As you know, a WHO-led international team of experts is now on the ground in China, working with their Chinese counterparts to find answers to some of the things we don’t know, including the transmissibility of the virus and the impact of the measures that China has taken.
“[This is a] Time for solidarity,” he said when addressing the global community effort to prevent a widespread epidemic before saying WHO is working with the Africa Centres for Disease Control and Prevention (Africa CDC) in a preemptive effort to help countries with weaker health systems prepare for the virus.
“We have a window of opportunity,” Dr. Tedros said during the final moments of his address, a statement he utters during nearly press conference to push the importance of the present time to prevent the outbreak from becoming an international epidemic.
Throughout the press conference, the WHO panel addressed questions concerning the Diamond Princess cruise ship. Dr. Mahjour spoke several times regarding the measures taken on the Diamond Princess to prevent the disease from spreading throughout the passengers onboard. Earlier today, its parent company, Princess Cruises released a memo regarding the end of the ship’s quarantine.
Approximately six hundred guests onboard Diamond Princess were the first to be cleared by the Japanese Ministry of Health and released to disembark the ship yesterday.
These guests — all being cleared after a COVID-19 test by the Japanese Ministry of Health — were met in the Yokohama cruise terminal by Jan Swartz, President of Princess Cruises.
Several hundred other guests are expected to be cleared today by health officials.
“We do know patients are being discharged,” Dr. Janet Diaz answered in response to a question about those who have contracted the COVID-19 virus and have been medically cleared after defeating the symptoms, but WHO doesn’t currently have the exact number of patients that received clearance from medical professionals. “At this time there are no known treatments for COVID-19,” she later responded to a question regarding rumors of treatments killing the virus within patients. However, Dr. Diaz did say current treatments are going through expert-led clinical trials.

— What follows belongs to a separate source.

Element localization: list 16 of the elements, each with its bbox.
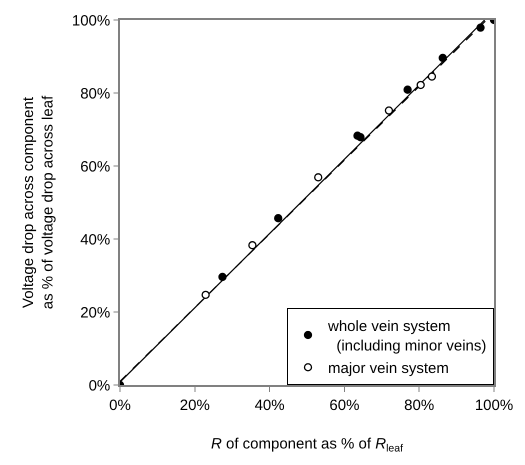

Later Dr. Tedros said there is a lot of conspiracy theories and misinformation online regarding COVID-19 and cautioned the public from trusting information that doesn’t come from proper experts. He also confirmed Facebook and Google acknowledged misinformation was an issue to the WHO and were working with the organization to keep false information from spreading.
The Director-General was blunt when asked if WHO was receiving the funding necessary to effectively combat the virus. He relayed that WHO asked for $675 million, and the global reaction from governments was lackluster. The doctor said international communities need to take the virus seriously and “It’s not being treated as such” about his describing COVID-19 as “public enemy number one” last week.